Zugleich: Was für ein Abstieg von der fulminanten Eröffnungsszene aus "La La Land", dieser grundoptimistischen Vermählung des alltäglichen Trotts von Corporate America mit den individuellen Träumen tausender Möchtegerns, die nach wie vor jedes Jahr in die Stadt strömen; ein Abstieg zu Staub und Schweiß und Rost und Elefantenscheiße, die sich nur Momente später buchstäblich auf die Zuschauer ergießt. Am Ende des Films wird keine organische Körperflüssigkeit nicht geflossen sein. Es wirkt, als wären bei Chazelle in den sechs Jahren zwischen beiden Filmen einige Illusionen geplatzt.

Es gibt zwei Sorten Menschen: Die, die in einem Douglas-Sirk-Film lachen, und die, die in einem Douglas-Sirk-Film weinen. Letztere, die nicht verlernt haben, sich ohne einen Hauch Zynismus vom emotionalen und stilistischen Überschuss des Affektkinos wegfegen zu lassen, haben gute Chancen, "Babylon" zu lieben. Dabei ist der Film mehr als Affektkino, er ist auch ein auf der Grundlage profunden historischen (und in vielen Details von Kenneth Angers Antibibel "Hollywood Babylon" inspirierten) Wissens klug eingefädelter Abgesang, ein endgültiger Bruch mit nostalgisch-selbstverliebten Nabelschauen der Industrie.

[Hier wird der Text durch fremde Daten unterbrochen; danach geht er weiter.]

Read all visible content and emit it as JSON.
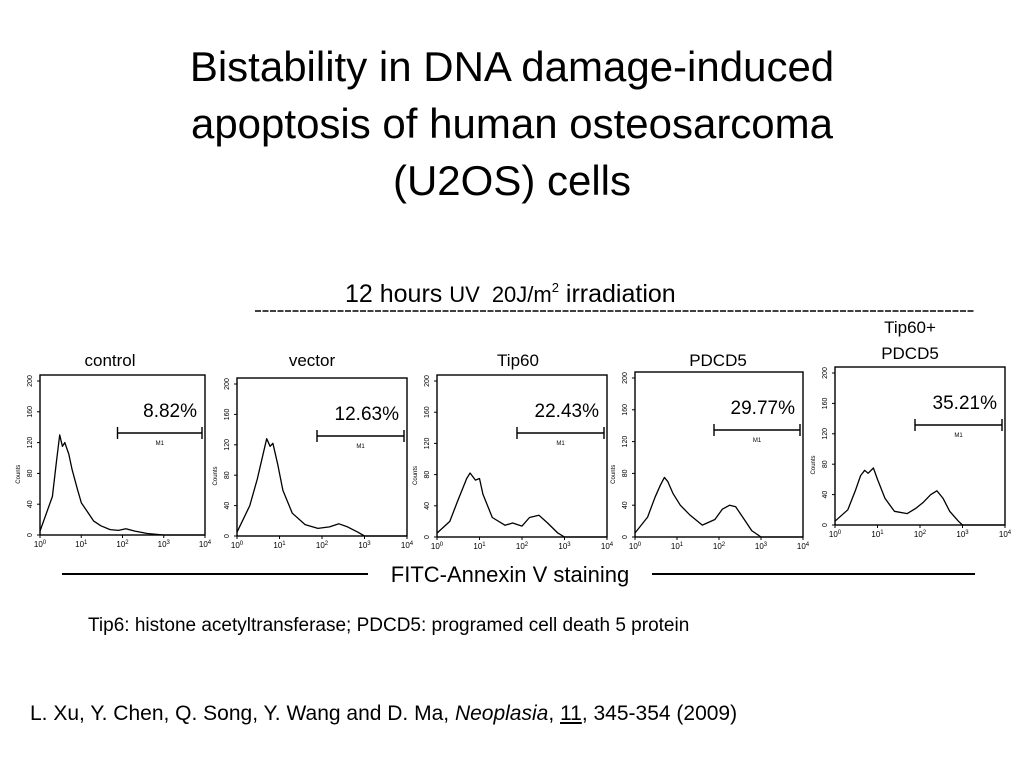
{
  "slide": {
    "title_lines": [
      "Bistability in DNA damage-induced",
      "apoptosis of human osteosarcoma",
      "(U2OS) cells"
    ],
    "footnote": "Tip6: histone acetyltransferase; PDCD5: programed cell death 5 protein",
    "citation": {
      "authors": "L. Xu, Y. Chen, Q. Song, Y. Wang and D. Ma, ",
      "journal": "Neoplasia",
      "sep1": ", ",
      "volume": "11",
      "rest": ", 345-354 (2009)"
    }
  },
  "chart_data": {
    "type": "line",
    "header": {
      "prefix": "12 hours ",
      "uv": "UV",
      "dose": "20J/m",
      "dose_superscript": "2",
      "suffix": " irradiation"
    },
    "xlabel": "FITC-Annexin V staining",
    "ylabel": "Counts",
    "x_scale": "log",
    "xlim": [
      1,
      10000
    ],
    "x_ticks": [
      "10",
      "10",
      "10",
      "10",
      "10"
    ],
    "x_tick_exponents": [
      "0",
      "1",
      "2",
      "3",
      "4"
    ],
    "gate_label": "M1",
    "gate_range": [
      100,
      10000
    ],
    "panels": [
      {
        "name": "control",
        "percent": "8.82%",
        "y_ticks": [
          "0",
          "40",
          "80",
          "120",
          "160",
          "200"
        ],
        "ylim": [
          0,
          200
        ],
        "x": [
          1,
          2,
          2.5,
          3,
          3.5,
          4,
          5,
          6,
          8,
          10,
          15,
          20,
          30,
          50,
          80,
          120,
          200,
          400,
          1000,
          10000
        ],
        "y": [
          5,
          50,
          95,
          130,
          115,
          120,
          105,
          85,
          60,
          42,
          28,
          18,
          12,
          7,
          6,
          8,
          5,
          2,
          0,
          0
        ]
      },
      {
        "name": "vector",
        "percent": "12.63%",
        "y_ticks": [
          "0",
          "40",
          "80",
          "120",
          "160",
          "200"
        ],
        "ylim": [
          0,
          200
        ],
        "x": [
          1,
          2,
          3,
          4,
          5,
          6,
          7,
          9,
          12,
          20,
          40,
          80,
          150,
          250,
          400,
          700,
          1000,
          10000
        ],
        "y": [
          5,
          40,
          75,
          105,
          128,
          118,
          122,
          95,
          60,
          30,
          15,
          10,
          12,
          16,
          12,
          5,
          0,
          0
        ]
      },
      {
        "name": "Tip60",
        "percent": "22.43%",
        "y_ticks": [
          "0",
          "40",
          "80",
          "120",
          "160",
          "200"
        ],
        "ylim": [
          0,
          200
        ],
        "x": [
          1,
          2,
          3,
          5,
          6,
          8,
          10,
          12,
          20,
          40,
          60,
          100,
          150,
          250,
          400,
          700,
          1000,
          10000
        ],
        "y": [
          5,
          20,
          45,
          75,
          82,
          73,
          75,
          55,
          25,
          15,
          18,
          14,
          25,
          28,
          18,
          5,
          0,
          0
        ]
      },
      {
        "name": "PDCD5",
        "percent": "29.77%",
        "y_ticks": [
          "0",
          "40",
          "80",
          "120",
          "160",
          "200"
        ],
        "ylim": [
          0,
          200
        ],
        "x": [
          1,
          2,
          3,
          4,
          5,
          6,
          8,
          12,
          20,
          40,
          80,
          120,
          180,
          250,
          400,
          600,
          1000,
          10000
        ],
        "y": [
          5,
          25,
          50,
          65,
          75,
          70,
          55,
          40,
          28,
          15,
          22,
          35,
          40,
          38,
          22,
          8,
          0,
          0
        ]
      },
      {
        "name": "Tip60+ PDCD5",
        "name_lines": [
          "Tip60+",
          "PDCD5"
        ],
        "percent": "35.21%",
        "y_ticks": [
          "0",
          "40",
          "80",
          "120",
          "160",
          "200"
        ],
        "ylim": [
          0,
          200
        ],
        "x": [
          1,
          2,
          3,
          4,
          5,
          6,
          8,
          10,
          15,
          25,
          50,
          80,
          120,
          180,
          250,
          350,
          500,
          800,
          1000,
          10000
        ],
        "y": [
          5,
          20,
          45,
          65,
          72,
          68,
          75,
          60,
          35,
          18,
          15,
          22,
          30,
          40,
          45,
          35,
          18,
          5,
          0,
          0
        ]
      }
    ]
  }
}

Das beginnt schon mit seinem Protagonisten Manny (Diego Calva), der den eingangs erwähnten Elefanten auf die versprochene Party schafft. Er wird sich dort in das aufstrebende Starlet Nellie LaRoy (Margot Robbie) verlieben und die ersten Kontakte zum Stummfilmstar Jack Conrad (endgültig in seiner Marlon-Brando-Lookalike-Phase angekommen: Brad Pitt) knüpfen. Er wird seinen Glauben an etwas Größeres deklamieren und schließlich zum Studio Executive aufsteigen, aber von Anfang an ist er nicht der erwartbare Typ Naivling mit großen Augen und goldenem Herzen. Es ist ein Hunger in ihm, der manchmal durch Kokain gestillt wird und manchmal, wenn es ihm bei den weißen Geldgebern nützt, indem er ohne mit der Wimper zu zucken seine mexikanische Herkunft verleugnet und durch die vermeintlich schickere aus Madrid ersetzt.

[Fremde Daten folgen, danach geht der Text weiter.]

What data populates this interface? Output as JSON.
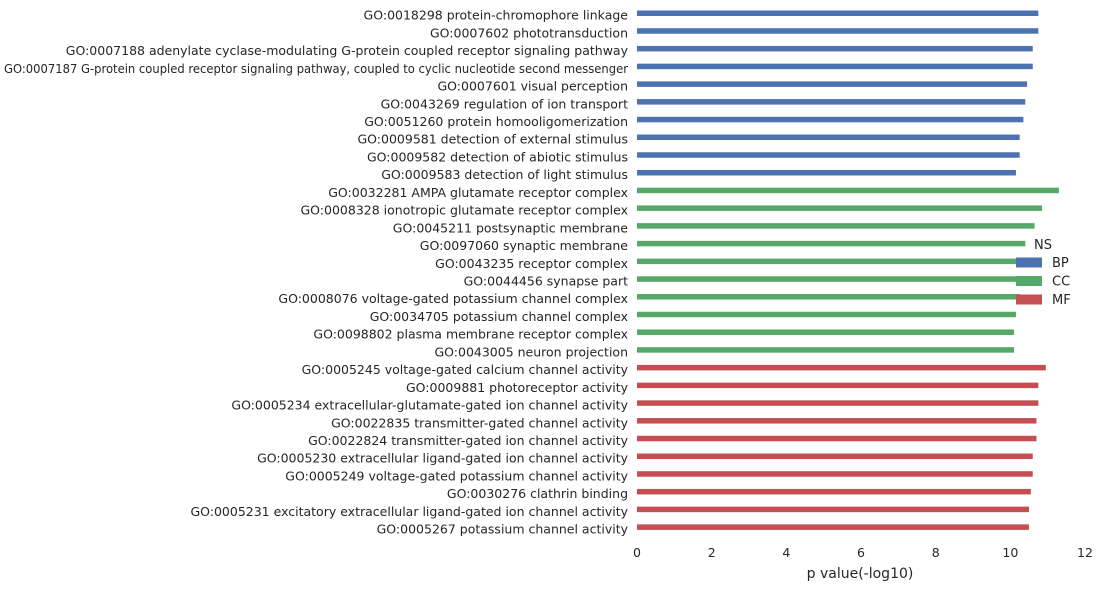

Es geht weiter mit überwältigenden Schlachten auf unter freiem Himmel errichteten Stummfilmsets an der Kippstelle zwischen Pionierzeit und Professionalisierung, in deren Chaos irgendwann nicht mehr zu unterscheiden ist zwischen inszenierten Filmverletzungen und tödlichen Arbeitsunfällen. Dann der Switch zum Tonfilm, der in der ersten Zeit vor allem eine Domestizierung bedeutet - des Chaos, aber auch der Beweglichkeit, der Kreativität. Die Sets werden von riesigen weißen Hallen überstülpt, "Silence, Please"-Schilder aufgehangen, die ratternden Kameras in schallschluckende Container gesteckt, wie ein Vorausblick auf die bald darauf Einzug haltende moralische Selbstkontrolle.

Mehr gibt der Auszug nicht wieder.